17.2 Using Query Molecules

An alternate method of describing a substructure query uses a Query molecule. Using a molecule (or piece of one) along with graph modifier, you are able to define very flexible queries in a manner subtly different from SMARTS. Loading a query molecule is almost the same as a OEGraphMol. They can be used directly in the OERead*() commands or they can be created from an already existing OEGraphMol.

# create an OEGraphMol
mol = OEGraphMol()
OEParseSmiles(mol, "c1ccccc1")

# create a query molecule
qmol = OEQMol(mol)

Once a query molecule is created, before it can be used in a substructure search, we have to define the level of matching between the graph in the query molecule and any target molecule. We do this with the BuildExpressions() method of the OEQMol. The method takes two arguments, the first describing atom matches and the second bond matches. The following table shows switches that are OR'd together to give the desired level of matching. All of the constants are defined in the OEExprOpts namespace in C++ hence the ``OEExprOpts_'' prefix.

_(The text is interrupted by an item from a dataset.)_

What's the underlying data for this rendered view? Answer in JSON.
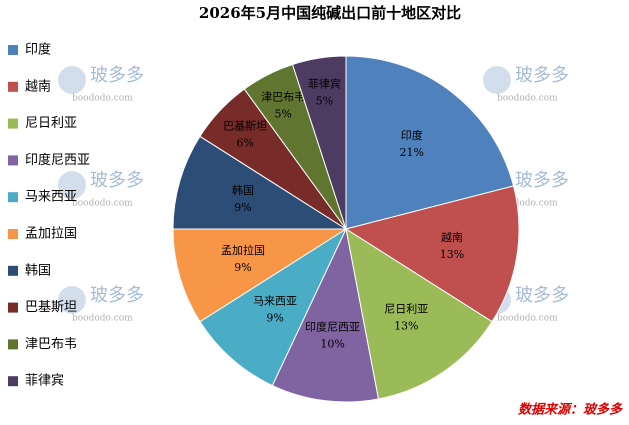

Modifiers of atom expressions:

OEExprOpts_Mass
OEExprOpts_Hcount
OEExprOpts_ImplicitHCount
OEExprOpts_FormalCharge
OEExprOpts_StrictFormalCharge
OEExprOpts_Degree
OEExprOpts_HvyDegree
OEExprOpts_Valence
OEExprOpts_Hybridization
OEExprOpts_AtomicNumber

Extra modifiers used with AtomicNumber:

OEExprOpts_EqMetal
OEExprOpts_EqHalogen
OEExprOpts_EqON
OEExprOpts_EqONS
OEExprOpts_EqPS
OEExprOpts_EqAromatic
OEExprOpts_EqCHalogen
OEExprOpts_EqCAliphaticON
OEExprOpts_EqCPSAcidRoot
OEExprOpts_EqKetoneSulfoneRoot

Modifiers of bond expressions:

OEExprOpts_BondOrder

Extra modifiers used with BondOrder:

OEExprOpts_EqSingleDouble
OEExprOpts_EqDoubleTriple
OEExprOpts_EqNotAromatic

Modifiers of both atom and bond expressions:

OEExprOpts_Aromaticity
OEExprOpts_RingMember
OEExprOpts_Chiral

There are some pre-defined expressions:

OEExprOpts_DefaultAtoms = AtomicNumber | Aromaticity | FormalCharge
OEExprOpts_DefaultBonds = BondOrder | Aromaticity

OEExprOpts_ExactAtoms =
  AtomicNumber|Aromaticity|StrictFormalCharge|Degree|HCount|Chiral|Mass|RingMember
OEExprOpts_ExactBonds = BondOrder|Aromaticity|RingMember|Chiral

OEExprOpts_AutomorphAtoms = AtomicNumber|Aromaticity|Degree|Chiral|HCount
OEExprOpts_AutomorphBonds = Aromaticity

A few examples are perhaps the best way to describe how query molecules work. Starting with a simple example that provides for uncolored graph matching from an input molecule. Note that in this example, an OEQMol is created from an existing molecule. Then, before using it to create an OESubSearch instance, the user must call the BuildExpressions method giving two integers. The first is modifiers on how atoms will be matched. In this case '0' means all match all. The second is a modifier on how bonds match. In this case as well, '0' means all bonds match. So, an OEQMol constructed as such will basically be a graph only match on any target. Since started construction of the qmol using benzene, the subsequent OESubSearch will match any six-membered ring.

# ch17-3.py
from openeye.oechem import *

import os,sys

m1 = OEMol()
m2 = OEMol()

OEParseSmiles(m1, 'c1ccccc1')
OEParseSmiles(m2, 'C1CCCCC1')

qmol = OEQMol(m1)
qmol.BuildExpressions(0,0)
pat = OESubSearch(qmol)

if pat.SingleMatch(m2) == 1:
    print 'got a match'
else:
    print 'darn, no match'

The best way to understand what the switches to BuildExpressions is to try the above example, changing the molecules and using different switch combinations. To get a match much like a SMARTS search, change the above code to ``qmol.BuildExpressions(DefaultAtoms, DefaultBonds)''. Since OEQMols are used to create an OESubSearch object, once it is created, the same mechanism as in Figure 17-2 can be used to extract matching atoms/bonds and to restrict the match to unique matches only.